Verhaak Roel G W, Staal Frank J T, Valk Peter J M, Lowenberg Bob, Reinders Marcel J T, de Ridder Dick
Department of Hematology, Erasmus Medical Center, Rotterdam, The Netherlands.
BMC Bioinformatics. 2006 Mar 2;7:105. doi: 10.1186/1471-2105-7-105.
Intensity values measured by Affymetrix microarrays have to be both normalized, to be able to compare different microarrays by removing non-biological variation, and summarized, generating the final probe set expression values. Various pre-processing techniques, such as dChip, GCRMA, RMA and MAS have been developed for this purpose. This study assesses the effect of applying different pre-processing methods on the results of analyses of large Affymetrix datasets. By focusing on practical applications of microarray-based research, this study provides insight into the relevance of pre-processing procedures to biology-oriented researchers.

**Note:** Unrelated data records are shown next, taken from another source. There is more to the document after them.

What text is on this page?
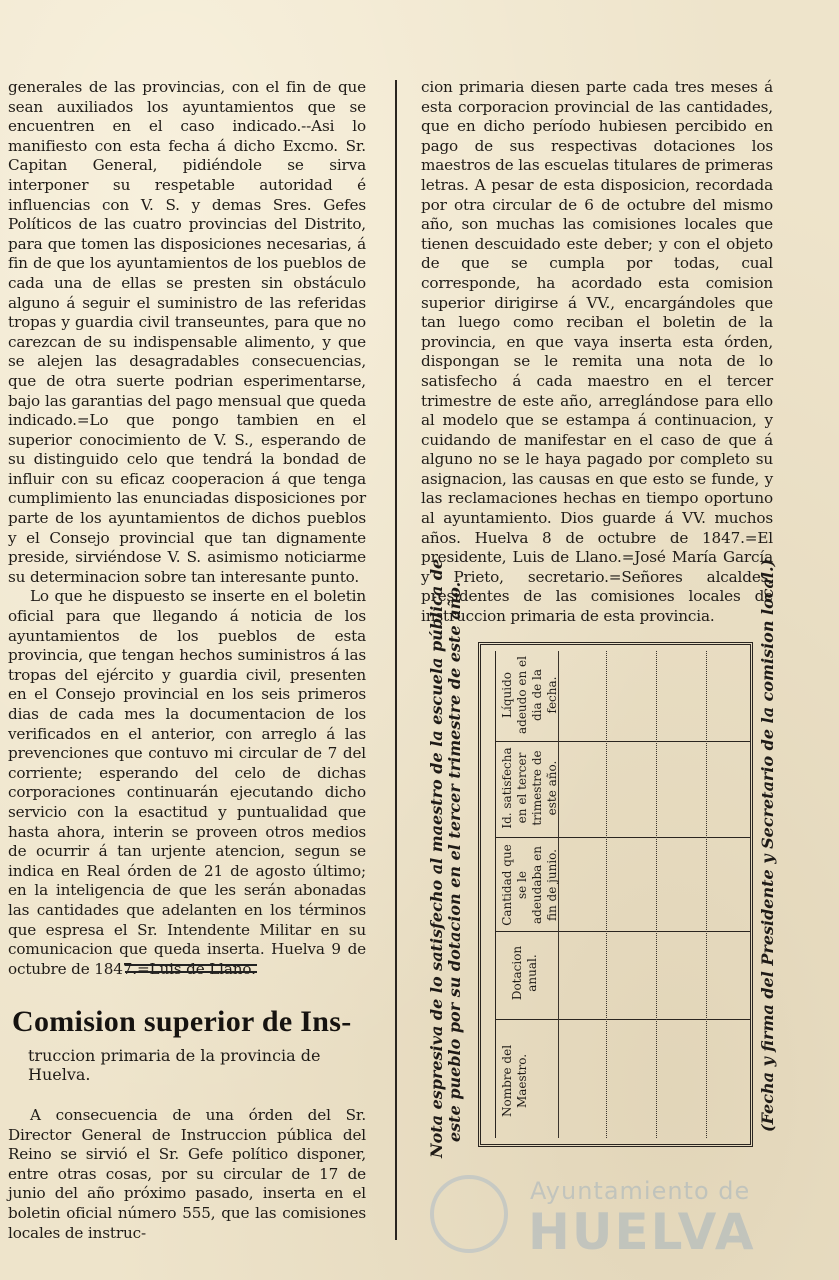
generales de las provincias, con el fin de que sean auxiliados los ayuntamientos que se encuentren en el caso indicado.--Asi lo manifiesto con esta fecha á dicho Excmo. Sr. Capitan General, pidiéndole se sirva interponer su respetable autoridad é influencias con V. S. y demas Sres. Gefes Políticos de las cuatro provincias del Distrito, para que tomen las disposiciones necesarias, á fin de que los ayuntamientos de los pueblos de cada una de ellas se presten sin obstáculo alguno á seguir el suministro de las referidas tropas y guardia civil transeuntes, para que no carezcan de su indispensable alimento, y que se alejen las desagradables consecuencias, que de otra suerte podrian esperimentarse, bajo las garantias del pago mensual que queda indicado.=Lo que pongo tambien en el superior conocimiento de V. S., esperando de su distinguido celo que tendrá la bondad de influir con su eficaz cooperacion á que tenga cumplimiento las enunciadas disposiciones por parte de los ayuntamientos de dichos pueblos y el Consejo provincial que tan dignamente preside, sirviéndose V. S. asimismo noticiarme su determinacion sobre tan interesante punto.

Lo que he dispuesto se inserte en el boletin oficial para que llegando á noticia de los ayuntamientos de los pueblos de esta provincia, que tengan hechos suministros á las tropas del ejército y guardia civil, presenten en el Consejo provincial en los seis primeros dias de cada mes la documentacion de los verificados en el anterior, con arreglo á las prevenciones que contuvo mi circular de 7 del corriente; esperando del celo de dichas corporaciones continuarán ejecutando dicho servicio con la esactitud y puntualidad que hasta ahora, interin se proveen otros medios de ocurrir á tan urjente atencion, segun se indica en Real órden de 21 de agosto último; en la inteligencia de que les serán abonadas las cantidades que adelanten en los términos que espresa el Sr. Intendente Militar en su comunicacion que queda inserta. Huelva 9 de octubre de 1847.=Luis de Llano.

Comision superior de Ins-
truccion primaria de la provincia de Huelva.

A consecuencia de una órden del Sr. Director General de Instruccion pública del Reino se sirvió el Sr. Gefe político disponer, entre otras cosas, por su circular de 17 de junio del año próximo pasado, inserta en el boletin oficial número 555, que las comisiones locales de instruc-

cion primaria diesen parte cada tres meses á esta corporacion provincial de las cantidades, que en dicho período hubiesen percibido en pago de sus respectivas dotaciones los maestros de las escuelas titulares de primeras letras. A pesar de esta disposicion, recordada por otra circular de 6 de octubre del mismo año, son muchas las comisiones locales que tienen descuidado este deber; y con el objeto de que se cumpla por todas, cual corresponde, ha acordado esta comision superior dirigirse á VV., encargándoles que tan luego como reciban el boletin de la provincia, en que vaya inserta esta órden, dispongan se le remita una nota de lo satisfecho á cada maestro en el tercer trimestre de este año, arreglándose para ello al modelo que se estampa á continuacion, y cuidando de manifestar en el caso de que á alguno no se le haya pagado por completo su asignacion, las causas en que esto se funde, y las reclamaciones hechas en tiempo oportuno al ayuntamiento. Dios guarde á VV. muchos años. Huelva 8 de octubre de 1847.=El presidente, Luis de Llano.=José María García y Prieto, secretario.=Señores alcaldes, presidentes de las comisiones locales de instruccion primaria de esta provincia.

Nota espresiva de lo satisfecho al maestro de la escuela pública de este pueblo por su dotacion en el tercer trimestre de este año.	(Fecha y firma del Presidente y Secretario de la comision local.)
Nombre del Maestro.
Dotacion anual.
Cantidad que se le adeudaba en fin de junio.
Id. satisfecha en el tercer trimestre de este año.
Líquido adeudo en el dia de la fecha.
Ayuntamiento de
HUELVA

Using two publicly available datasets, i.e., gene-expression data of 285 patients with Acute Myeloid Leukemia (AML, Affymetrix HG-U133A GeneChip) and 42 samples of tumor tissue of the embryonal central nervous system (CNS, Affymetrix HuGeneFL GeneChip), we tested the effect of the four pre-processing strategies mentioned above, on (1) expression level measurements, (2) detection of differential expression, (3) cluster analysis and (4) classification of samples. In most cases, the effect of pre-processing is relatively small compared to other choices made in an analysis for the AML dataset, but has a more profound effect on the outcome of the CNS dataset. Analyses on individual probe sets, such as testing for differential expression, are affected most; supervised, multivariate analyses such as classification are far less sensitive to pre-processing.
Using two experimental datasets, we show that the choice of pre-processing method is of relatively minor influence on the final analysis outcome of large microarray studies whereas it can have important effects on the results of a smaller study. The data source (platform, tissue homogeneity, RNA quality) is potentially of bigger importance than the choice of pre-processing method.
通过Affymetrix微阵列测量的强度值必须进行归一化处理,以便能够通过消除非生物学变异来比较不同的微阵列,并且要进行汇总,以生成最终的探针集表达值。为此已经开发了各种预处理技术,例如dChip、GCRMA、RMA和MAS。本研究评估了应用不同预处理方法对大型Affymetrix数据集分析结果的影响。通过关注基于微阵列研究的实际应用,本研究为以生物学为导向的研究人员提供了关于预处理程序相关性的见解。
使用两个公开可用的数据集,即285例急性髓系白血病(AML,Affymetrix HG-U133A基因芯片)患者的基因表达数据和42例胚胎中枢神经系统肿瘤组织(CNS,Affymetrix HuGeneFL基因芯片)样本,我们测试了上述四种预处理策略对(1)表达水平测量、(2)差异表达检测、(3)聚类分析和(4)样本分类的影响。在大多数情况下,与AML数据集中分析中做出的其他选择相比,预处理的影响相对较小,但对CNS数据集的结果有更深远的影响。对单个探针集的分析,如差异表达测试,受影响最大;像分类这样的监督多变量分析对预处理的敏感性要低得多。
使用两个实验数据集,我们表明预处理方法的选择对大型微阵列研究的最终分析结果影响相对较小,而对较小研究结果可能有重要影响。数据来源(平台、组织同质性、RNA质量)可能比预处理方法的选择更重要。